Background: Cough is a common reason for patients to visit general practices. So-called post-infectious cough is defined as lasting 3 to 8 weeks after an upper respiratory tract infection. It can be disabling in daily activities, with substantial impact on physical and psychosocial health, leading to impaired quality of life and increased health care costs. Recommendations for the management of post-infectious cough in primary care are scarce and incoherent. A systematic review and meta-analysis of randomized clinical trials (RCT) assessing patient-relevant benefits and potential harms of available treatments identified six eligible RCTs assessing different treatment regimens (i.e. inhaled fluticasone propionate, inhaled budesonide, salbutamol plus ipratropium-bromide, montelukast, nociception-opioid-1-receptor agonist, codeine, gelatine). No RCT found clear patient-relevant benefits and most had an unclear or high risk of bias. Post-infectious cough is thought to be mediated by inflammatory processes that are also present in exacerbations of asthma or chronic obstructive pulmonary diseases for which there is strong evidence that oral corticosteroids provide patient-relevant benefit without relevant harm. We therefore plan to conduct the first RCT evaluating the effectiveness of oral corticosteroids for post-infectious cough.

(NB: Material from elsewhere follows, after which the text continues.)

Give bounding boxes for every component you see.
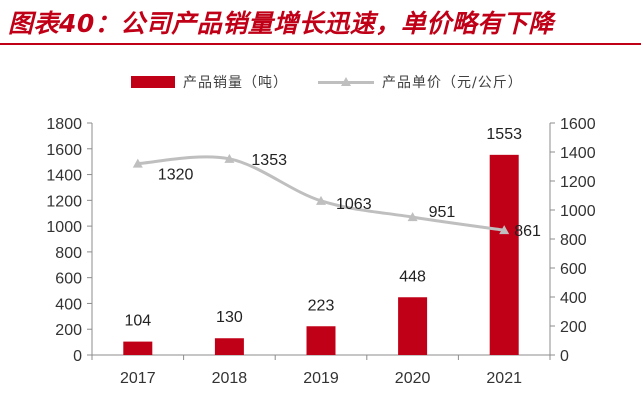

Methods: We are conducting a triple-blinded randomized-controlled and multicentred superiority trial in primary health care practices in Switzerland. We will include 204 adult patients who consult their general practitioner (GP) for a cough lasting 3 to 8 weeks following an upper respiratory tract infection. Participants will be randomly allocated to either the 5-day treatment with oral corticosteroids or placebo. The primary outcome is cough-related quality of life assessed by the Leicester Cough Questionnaire score 14 days after randomization. Secondary outcomes include cough-related quality of life at several time points, overall cessation of cough and adverse events.
Discussion: This RCT will provide evidence on whether oral corticosteroids are beneficial and safe in patients with post-infectious cough. Results can have a substantial impact on the well-being and management of these patients in Switzerland and beyond. An evidence-based treatment for this condition may reduce re-consultations with GPs and spending for antitussive drugs, thus possibly having an impact on health care spending.
Trial registration: ClinicalTrials.gov NCT04232449 . Prospectively registered on 18 January 2020.
Keywords: Adults; Corticosteroids; Post-infectious cough; Primary care; Quality of life; Randomized controlled trial.